Luc Bérimont (1915 – 1983)

La nuit d’aube

Une rose a percé la pierre de la neige
Une rose a percé la pierre de l’hiver
Galopez dans le ciel, chevaux blancs des cortèges
Une rose a percé la pierre de la neige.
Une rose a tremblé sur la paille, à l’auberge
L’ange au gantelet noir roule sous les sapins
Une rose a tremblé, plus frileuse qu’un cierge
La neige lacérait le ciel ultramontain
.Édifice du temps un enfant vous renverse
Une rose, une lampe, une larme au matin.
Il suffit d’un baiser qui réchauffe la neige
Et notre rose à nous brûle déjà ta main.

Je ne suis pas d’ici, je partirai demain

Je ne suis pas d’ici, je partirai demain
Je laisserai les bois éblouis par l’aurore
La Loire, qui mangeait dans le creux de ma main
Le sang blessé des fruits sur les bols de faïence.

Je ne suis pas d’ici. Je laisserai la terre
Charbonner comme un cœur usé par son trésor ;
Je n’écouterai plus le cri des taureaux vers
Le vent d’aube, éveillé par les voix des fermières. 

Je ne suis pas d’ici, je suis déjà parti
Je sommeille à pleins yeux le pays des prairies,
Les perdreaux dépliés dans la chaleur de Juin
Les chevaux de l’été, le foin sucré de pluie
Le goût du feu de bois qui me gante les mains,
L’étoile du matin au front des bergeries.

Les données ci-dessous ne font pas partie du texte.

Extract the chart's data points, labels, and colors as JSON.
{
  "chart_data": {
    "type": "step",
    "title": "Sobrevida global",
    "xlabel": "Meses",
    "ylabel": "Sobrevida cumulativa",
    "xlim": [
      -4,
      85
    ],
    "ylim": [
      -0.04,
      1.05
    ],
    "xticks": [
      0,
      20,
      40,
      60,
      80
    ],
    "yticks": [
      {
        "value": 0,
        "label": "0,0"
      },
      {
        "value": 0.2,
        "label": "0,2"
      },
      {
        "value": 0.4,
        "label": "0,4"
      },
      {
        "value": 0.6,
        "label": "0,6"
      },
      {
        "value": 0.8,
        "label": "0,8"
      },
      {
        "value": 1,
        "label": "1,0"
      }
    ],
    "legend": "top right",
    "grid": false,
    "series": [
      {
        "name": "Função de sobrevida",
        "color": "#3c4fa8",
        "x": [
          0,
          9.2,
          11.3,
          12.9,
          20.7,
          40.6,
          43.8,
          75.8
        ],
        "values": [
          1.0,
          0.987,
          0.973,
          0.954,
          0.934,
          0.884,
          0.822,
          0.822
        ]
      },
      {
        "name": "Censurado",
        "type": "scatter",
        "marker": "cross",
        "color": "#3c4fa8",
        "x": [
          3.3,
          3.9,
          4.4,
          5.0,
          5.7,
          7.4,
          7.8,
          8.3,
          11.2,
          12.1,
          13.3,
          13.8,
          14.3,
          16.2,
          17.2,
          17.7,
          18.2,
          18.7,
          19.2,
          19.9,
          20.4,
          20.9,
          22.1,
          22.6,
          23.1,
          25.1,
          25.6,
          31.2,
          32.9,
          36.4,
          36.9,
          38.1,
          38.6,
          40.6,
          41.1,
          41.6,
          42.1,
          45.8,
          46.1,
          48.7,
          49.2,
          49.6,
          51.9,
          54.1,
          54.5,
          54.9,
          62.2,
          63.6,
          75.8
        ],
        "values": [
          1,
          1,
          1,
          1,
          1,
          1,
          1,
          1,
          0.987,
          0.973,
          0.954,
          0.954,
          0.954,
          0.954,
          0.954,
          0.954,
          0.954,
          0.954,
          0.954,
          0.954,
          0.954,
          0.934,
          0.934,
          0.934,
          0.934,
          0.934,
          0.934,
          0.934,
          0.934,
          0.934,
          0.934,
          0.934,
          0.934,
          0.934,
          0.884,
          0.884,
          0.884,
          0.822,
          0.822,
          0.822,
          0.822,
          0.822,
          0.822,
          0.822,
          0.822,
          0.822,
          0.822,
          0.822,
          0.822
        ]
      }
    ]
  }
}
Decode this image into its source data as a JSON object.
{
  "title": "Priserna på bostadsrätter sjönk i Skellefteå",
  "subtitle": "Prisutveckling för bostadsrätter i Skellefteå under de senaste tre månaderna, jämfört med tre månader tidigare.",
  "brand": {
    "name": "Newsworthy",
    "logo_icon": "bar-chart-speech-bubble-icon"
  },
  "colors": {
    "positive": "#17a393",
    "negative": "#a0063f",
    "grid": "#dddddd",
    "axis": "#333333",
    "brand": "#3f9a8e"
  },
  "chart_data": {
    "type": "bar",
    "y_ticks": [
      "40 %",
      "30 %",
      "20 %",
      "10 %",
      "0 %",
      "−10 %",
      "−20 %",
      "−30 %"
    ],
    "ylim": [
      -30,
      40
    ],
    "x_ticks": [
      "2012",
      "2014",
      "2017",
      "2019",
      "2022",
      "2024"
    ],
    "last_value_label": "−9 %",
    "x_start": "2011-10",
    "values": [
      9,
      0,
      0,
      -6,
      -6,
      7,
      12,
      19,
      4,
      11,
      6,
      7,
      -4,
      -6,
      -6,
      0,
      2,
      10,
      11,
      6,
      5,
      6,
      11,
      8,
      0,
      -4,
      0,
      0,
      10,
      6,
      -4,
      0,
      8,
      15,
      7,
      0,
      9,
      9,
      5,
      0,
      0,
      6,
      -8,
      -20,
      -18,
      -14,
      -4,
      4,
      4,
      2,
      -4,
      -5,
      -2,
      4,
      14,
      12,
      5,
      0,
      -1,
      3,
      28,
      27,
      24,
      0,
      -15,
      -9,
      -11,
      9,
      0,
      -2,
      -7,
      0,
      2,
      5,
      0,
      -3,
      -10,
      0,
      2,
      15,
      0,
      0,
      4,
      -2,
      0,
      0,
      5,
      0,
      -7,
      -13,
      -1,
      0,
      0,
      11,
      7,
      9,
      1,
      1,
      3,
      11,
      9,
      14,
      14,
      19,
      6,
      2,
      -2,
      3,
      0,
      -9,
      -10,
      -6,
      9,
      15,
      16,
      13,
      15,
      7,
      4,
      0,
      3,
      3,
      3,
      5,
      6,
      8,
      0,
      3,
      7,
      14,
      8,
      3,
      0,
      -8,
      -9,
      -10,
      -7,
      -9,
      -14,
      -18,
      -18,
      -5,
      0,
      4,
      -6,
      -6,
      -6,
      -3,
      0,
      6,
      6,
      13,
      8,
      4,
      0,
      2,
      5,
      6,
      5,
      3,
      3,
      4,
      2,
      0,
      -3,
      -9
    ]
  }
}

Nicolas Boileau (1633 – 1711)

Il est certains esprits

Il est certains esprits dont les sombres pensées
Sont d’un nuage épais toujours embarrassées ;
Le jour de la raison ne le saurait percer.
Avant donc que d’écrire, apprenez à penser.
Selon que notre idée est plus ou moins obscure,
L’expression la suit, ou moins nette, ou plus pure.
Ce que l’on conçoit bien s’énonce clairement,
Et les mots pour le dire arrivent aisément. 

Surtout qu’en vos écrits la langue révérée
Dans vos plus grands excès vous soit toujours sacrée.
En vain, vous me frappez d’un son mélodieux,
Si le terme est impropre ou le tour vicieux :
Mon esprit n’admet point un pompeux barbarisme,
Ni d’un vers ampoulé l’orgueilleux solécisme.
Sans la langue, en un mot, l’auteur le plus divin
Est toujours, quoi qu’il fasse, un méchant écrivain. 

Travaillez à loisir, quelque ordre qui vous presse,
Et ne vous piquez point d’une folle vitesse :
Un style si rapide, et qui court en rimant,
Marque moins trop d’esprit que peu de jugement.
J’aime mieux un ruisseau qui, sur la molle arène,
Dans un pré plein de fleurs lentement se promène,
Qu’un torrent débordé qui, d’un cours orageux,
Roule, plein de gravier, sur un terrain fangeux.
Hâtez-vous lentement, et, sans perdre courage,
Vingt fois sur le métier remettez votre ouvrage :
Polissez-le sans cesse et le repolissez ;
Ajoutez quelquefois, et souvent effacez.
[…]

(Chant I)

William Butler Yeats ( 1865 – 1939 )

la forêt broussailleuse

Ô hâte-toi au bord de l’eau parmi les arbres,
Là où soupirent le cerf au pas délicat et sa mie,
Quand ils n’ont fait que regarder le reflet –
Puisse personne n’avoir jamais aimé, que toi et moi !  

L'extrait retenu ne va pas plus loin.